Deze fietsen worden bij voorkeur in de gemeenschappelijke fietsenstalplaats voorzien of wanneer dit niet mogelijk is in de archiefruimte in de kelder.
Advies aan het college
Advies over de stedenbouwkundige handelingen
Aan het college wordt voorgesteld om voor de stedenbouwkundige handelingen de omgevingsvergunning te verlenen onder voorwaarden.
Geadviseerde stedenbouwkundige voorwaarden
1. De bijgevoegde brandvoorzorgsmaatregelen zijn op het moment van eerste ingebruikname/exploitatie na te leven.
2. De voorwaarden uit het bijgevoegd advies van het Agentschap Onroerend Erfgoed moeten nageleefd worden.
3. De voorwaarden uit het bijgevoegde advies van Fluvius moeten nageleefd worden.
4. Er dienen 3 fietsstalplaatsen voorzien te worden voor het bijkomende appartement.
5. Na uitvoering van de werken moet voldaan zijn aan de elementaire veiligheids-, gezondheids- en woonkwaliteitsvereisten, opgelegd door de Vlaamse Codex Wonen van 2021 en het Besluit van de Vlaamse Regering tot uitvoering van de Vlaamse Codex Wonen van 2021.
Procedurestap | Datum |
Indiening aanvraag | 18 april 2024 |
Volledig en ontvankelijk | 6 mei 2024 |
Start openbaar onderzoek | geen |
Einde openbaar onderzoek | geen |
Gemeenteraad voor aanleg, wijziging, verplaatsing of opheffing van gemeentewegen | geen |
Uiterste beslissingsdatum | 5 juli 2024 |
Verslag GOA | 13 juni 2024 |
Naam GOA | Axel Devroe |
Er zijn geen aanpalende eigenaars waarvan de scheidingsmuren met het project zouden worden opgericht, uitgebreid of afgebroken, die om hun standpunt gevraagd moesten worden.

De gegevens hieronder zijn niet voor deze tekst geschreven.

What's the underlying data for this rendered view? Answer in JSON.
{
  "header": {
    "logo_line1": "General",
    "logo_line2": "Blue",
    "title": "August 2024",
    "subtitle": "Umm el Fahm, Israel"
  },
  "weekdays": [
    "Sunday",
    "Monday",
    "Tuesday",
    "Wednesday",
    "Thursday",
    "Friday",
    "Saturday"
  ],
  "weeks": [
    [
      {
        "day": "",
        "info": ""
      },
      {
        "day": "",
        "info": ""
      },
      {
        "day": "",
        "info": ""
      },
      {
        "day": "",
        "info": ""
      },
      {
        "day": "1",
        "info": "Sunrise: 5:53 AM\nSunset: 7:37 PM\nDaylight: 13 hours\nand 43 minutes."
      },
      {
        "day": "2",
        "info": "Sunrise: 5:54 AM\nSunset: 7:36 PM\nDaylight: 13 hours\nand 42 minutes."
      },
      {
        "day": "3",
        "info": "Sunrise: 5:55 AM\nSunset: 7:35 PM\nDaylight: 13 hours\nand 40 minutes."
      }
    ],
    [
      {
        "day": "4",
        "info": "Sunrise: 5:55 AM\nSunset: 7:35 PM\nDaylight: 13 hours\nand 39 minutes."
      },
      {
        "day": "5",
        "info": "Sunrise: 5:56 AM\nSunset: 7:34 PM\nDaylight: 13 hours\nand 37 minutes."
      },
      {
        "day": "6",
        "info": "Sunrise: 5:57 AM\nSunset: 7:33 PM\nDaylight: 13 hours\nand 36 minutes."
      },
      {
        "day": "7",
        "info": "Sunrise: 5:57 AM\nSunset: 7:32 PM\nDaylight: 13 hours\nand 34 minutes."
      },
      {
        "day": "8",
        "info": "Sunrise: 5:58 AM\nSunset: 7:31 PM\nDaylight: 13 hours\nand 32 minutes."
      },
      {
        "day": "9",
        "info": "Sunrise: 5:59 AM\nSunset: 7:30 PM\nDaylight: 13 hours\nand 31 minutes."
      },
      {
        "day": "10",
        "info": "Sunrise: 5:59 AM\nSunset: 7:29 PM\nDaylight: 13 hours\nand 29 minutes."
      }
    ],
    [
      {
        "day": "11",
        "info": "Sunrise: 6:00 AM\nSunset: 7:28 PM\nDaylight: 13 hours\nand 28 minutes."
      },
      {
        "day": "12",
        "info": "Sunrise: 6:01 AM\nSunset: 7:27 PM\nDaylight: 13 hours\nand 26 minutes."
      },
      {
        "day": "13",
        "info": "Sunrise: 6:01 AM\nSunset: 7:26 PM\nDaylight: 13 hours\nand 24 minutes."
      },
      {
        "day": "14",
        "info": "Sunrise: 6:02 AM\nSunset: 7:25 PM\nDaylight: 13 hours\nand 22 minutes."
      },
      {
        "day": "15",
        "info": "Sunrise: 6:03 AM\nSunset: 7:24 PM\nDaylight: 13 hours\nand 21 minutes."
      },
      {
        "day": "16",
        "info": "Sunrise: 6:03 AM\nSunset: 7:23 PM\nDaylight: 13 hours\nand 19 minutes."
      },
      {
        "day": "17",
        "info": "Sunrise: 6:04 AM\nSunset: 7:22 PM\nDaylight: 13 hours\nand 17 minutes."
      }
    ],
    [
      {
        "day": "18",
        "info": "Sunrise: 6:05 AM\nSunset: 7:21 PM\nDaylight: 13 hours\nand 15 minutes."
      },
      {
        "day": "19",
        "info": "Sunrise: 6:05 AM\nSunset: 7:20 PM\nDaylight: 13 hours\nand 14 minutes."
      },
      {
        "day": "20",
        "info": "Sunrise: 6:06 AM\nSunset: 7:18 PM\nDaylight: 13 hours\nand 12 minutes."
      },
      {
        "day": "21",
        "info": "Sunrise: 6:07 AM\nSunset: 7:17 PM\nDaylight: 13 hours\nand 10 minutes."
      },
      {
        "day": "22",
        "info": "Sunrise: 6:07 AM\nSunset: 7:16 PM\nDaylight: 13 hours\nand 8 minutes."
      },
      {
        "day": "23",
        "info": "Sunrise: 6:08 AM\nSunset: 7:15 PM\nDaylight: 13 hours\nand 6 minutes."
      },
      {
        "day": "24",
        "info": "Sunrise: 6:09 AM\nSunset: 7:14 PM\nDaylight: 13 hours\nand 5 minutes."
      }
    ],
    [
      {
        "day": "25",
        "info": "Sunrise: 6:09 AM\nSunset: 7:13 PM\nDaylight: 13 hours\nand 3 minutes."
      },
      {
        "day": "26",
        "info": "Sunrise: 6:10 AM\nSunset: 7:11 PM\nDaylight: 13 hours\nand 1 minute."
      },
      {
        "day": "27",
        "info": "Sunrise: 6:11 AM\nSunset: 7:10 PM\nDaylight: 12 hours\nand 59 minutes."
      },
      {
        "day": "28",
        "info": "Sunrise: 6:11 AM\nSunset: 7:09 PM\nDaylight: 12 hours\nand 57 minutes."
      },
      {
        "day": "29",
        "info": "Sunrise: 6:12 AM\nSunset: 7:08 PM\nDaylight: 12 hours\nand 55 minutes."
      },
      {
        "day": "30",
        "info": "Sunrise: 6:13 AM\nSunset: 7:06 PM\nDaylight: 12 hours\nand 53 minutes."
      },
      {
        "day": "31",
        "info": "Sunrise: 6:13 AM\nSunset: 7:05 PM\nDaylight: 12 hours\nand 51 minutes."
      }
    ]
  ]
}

Het college sluit zich integraal aan bij het verslag van de gemeentelijke omgevingsambtenaar en maakt dit tot zijn eigen motivatie.
Het college beslist de aanvraag tot omgevingsvergunning goed te keuren en aan de aanvrager de vergunning af te leveren, die afhankelijk is van de strikte naleving van volgende voorwaarden:
Algemene voorwaarden
de algemene voorwaarden die aan de vergunning zijn gehecht en er integraal deel van uitmaken.
Stedenbouwkundige voorwaarden
1. De bijgevoegde brandvoorzorgsmaatregelen zijn op het moment van eerste ingebruikname/exploitatie na te leven.
2. De voorwaarden uit het bijgevoegd advies van het Agentschap Onroerend Erfgoed moeten nageleefd worden.
3. De voorwaarden uit het bijgevoegde advies van Fluvius moeten nageleefd worden.
4. Er dienen 3 fietsstalplaatsen voorzien te worden voor het bijkomende appartement.
5. Na uitvoering van de werken moet voldaan zijn aan de elementaire veiligheids-, gezondheids- en woonkwaliteitsvereisten, opgelegd door de Vlaamse Codex Wonen van 2021 en het Besluit van de Vlaamse Regering tot uitvoering van de Vlaamse Codex Wonen van 2021.
Het college beslist de plannen waarvan een overzicht als bijlage bij dit besluit is gevoegd, goed te keuren.